Константин Радов - Жизнь и деяния графа Александра Читтано, им самим рассказанные Страница 35
Константин Радов - Жизнь и деяния графа Александра Читтано, им самим рассказанные читать онлайн бесплатно
К заводу приписали несколько крупных сел, но, если со строительством окрестные мужики и московские арестанты вполне справлялись, доверить тонкую работу по металлу заскорузлым от земли крестьянским рукам значило бы погубить все дело. Требовались сотни работников для простых, но точных операций, которых мои мастера могли бы быстро научить. Единственные пригодные люди, как показал опыт - крестьянские дети от двенадцати до семнадцати лет, достаточно восприимчивые и не привязанные к хозяйству. Конечно, в столь нежном возрасте они не могли работать целый день, как матерые мужики, но мне это и не требовалось.

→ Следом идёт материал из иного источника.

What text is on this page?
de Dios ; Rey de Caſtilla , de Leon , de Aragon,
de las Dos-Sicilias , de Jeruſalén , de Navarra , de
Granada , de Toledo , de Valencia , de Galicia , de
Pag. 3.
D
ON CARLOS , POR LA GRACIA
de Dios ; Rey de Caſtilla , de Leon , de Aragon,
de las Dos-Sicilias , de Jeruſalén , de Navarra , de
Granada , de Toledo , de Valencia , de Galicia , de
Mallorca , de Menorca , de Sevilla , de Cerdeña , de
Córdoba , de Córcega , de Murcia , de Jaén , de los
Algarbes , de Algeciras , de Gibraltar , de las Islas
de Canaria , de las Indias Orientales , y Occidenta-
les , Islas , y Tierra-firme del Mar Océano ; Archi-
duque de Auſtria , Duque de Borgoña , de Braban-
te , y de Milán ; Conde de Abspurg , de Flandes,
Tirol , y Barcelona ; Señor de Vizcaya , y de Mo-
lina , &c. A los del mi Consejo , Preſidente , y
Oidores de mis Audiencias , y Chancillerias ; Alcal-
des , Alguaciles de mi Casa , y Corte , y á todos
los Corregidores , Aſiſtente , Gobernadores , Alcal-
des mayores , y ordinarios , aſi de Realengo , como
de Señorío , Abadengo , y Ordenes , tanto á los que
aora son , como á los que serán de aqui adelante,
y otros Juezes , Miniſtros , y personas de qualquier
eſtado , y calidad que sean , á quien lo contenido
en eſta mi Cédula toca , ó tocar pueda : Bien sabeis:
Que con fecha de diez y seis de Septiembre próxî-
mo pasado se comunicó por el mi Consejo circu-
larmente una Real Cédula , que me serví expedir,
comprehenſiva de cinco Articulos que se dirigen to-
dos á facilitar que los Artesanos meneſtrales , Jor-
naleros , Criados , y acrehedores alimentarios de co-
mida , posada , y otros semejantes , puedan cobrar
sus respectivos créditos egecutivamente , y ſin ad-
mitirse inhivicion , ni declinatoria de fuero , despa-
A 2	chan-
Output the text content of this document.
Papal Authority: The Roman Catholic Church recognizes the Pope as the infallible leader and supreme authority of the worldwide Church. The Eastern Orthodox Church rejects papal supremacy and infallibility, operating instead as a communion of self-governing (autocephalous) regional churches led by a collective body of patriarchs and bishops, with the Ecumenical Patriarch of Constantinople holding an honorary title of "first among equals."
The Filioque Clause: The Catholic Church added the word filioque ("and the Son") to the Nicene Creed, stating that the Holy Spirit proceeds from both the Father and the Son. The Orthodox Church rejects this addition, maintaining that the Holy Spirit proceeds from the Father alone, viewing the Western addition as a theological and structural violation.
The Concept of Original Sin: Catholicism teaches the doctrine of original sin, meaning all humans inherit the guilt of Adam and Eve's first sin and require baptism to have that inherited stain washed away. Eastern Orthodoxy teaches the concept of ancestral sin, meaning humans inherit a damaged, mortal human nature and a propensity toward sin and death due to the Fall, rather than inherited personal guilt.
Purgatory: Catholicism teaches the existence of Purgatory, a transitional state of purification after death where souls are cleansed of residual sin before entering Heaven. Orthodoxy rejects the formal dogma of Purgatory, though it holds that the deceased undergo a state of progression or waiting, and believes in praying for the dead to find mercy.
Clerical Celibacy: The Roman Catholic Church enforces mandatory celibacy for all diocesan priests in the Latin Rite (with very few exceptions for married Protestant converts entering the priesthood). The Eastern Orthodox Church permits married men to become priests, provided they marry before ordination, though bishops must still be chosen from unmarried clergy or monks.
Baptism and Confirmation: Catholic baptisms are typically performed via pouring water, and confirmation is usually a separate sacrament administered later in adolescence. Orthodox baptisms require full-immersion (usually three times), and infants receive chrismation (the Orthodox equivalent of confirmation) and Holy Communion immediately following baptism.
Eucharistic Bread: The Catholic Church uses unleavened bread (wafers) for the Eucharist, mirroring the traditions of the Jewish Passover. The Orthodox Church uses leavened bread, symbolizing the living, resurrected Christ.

Полдня - завод, полдня - школа, попеременке: так можно было подготовить двойное количество рабочих с расчетом на будущее расширение дела. Оплаты им все равно первое время не полагалось, только одежда и корм. Зато поманить возможностью выучиться и выйти в мастера - очень дешево стоило и прекрасно побуждало к труду. Вообще, на работах, не требующих могучих мускулов, подростки превосходят зрелых мужчин: они понятливее и еще не научились беречь свои силы.
Завод рос своим чередом: на вторую весну запустили водяные колеса, вовсю заработало ствольное отделение, к лету обыкновенных фузей делали уже больше, чем когда-то у Виниуса. С новоманерными - тоже шло на лад, хотя гораздо медленнее, чем планировалось. Ближайшая кампания для меня, к великому сожалению, пропадала. Утомленный бесконечными хлопотами, я мечтал о походах и баталиях, как галерный раб - о свободе. До этого еще было далеко. Зато появился досуг привести роту в божеский вид и оправдаться перед Брюсом, заставив бомбы взрываться при попадании в цель, а не в стволе орудия (как это у нас с ним получалось два года назад). Литейная мастерская, не слишком нужная для ружейного дела, но необходимая для артиллерии, была выстроена еще зимой. Один разговор, сопровождавший первую пробу печей, смутил мою душу.
Тех каторжных, что посмирней, мы часто ставили на подсобные работы. Возле 'кобылы' для наказаний молоденький парнишка с безумными глазами, ожидавший очереди под кнут, бросился на колени:
- Господин капитан! Не ставь меня в литейню, лучше убей!
- Убью, коли понадобится. Не тебе решать. А чем литейня не полюбилась?
- Да там огонь...
Злодею было на вид лет семнадцать, самое большее. Однако выжженное на лбу клеймо ясно говорило, что он убийца.
- За что наказан?
- Работать отказался, - пояснил стоящий рядом десятник.
- Помолчи, пусть сам скажет. Что у тебя с огнем?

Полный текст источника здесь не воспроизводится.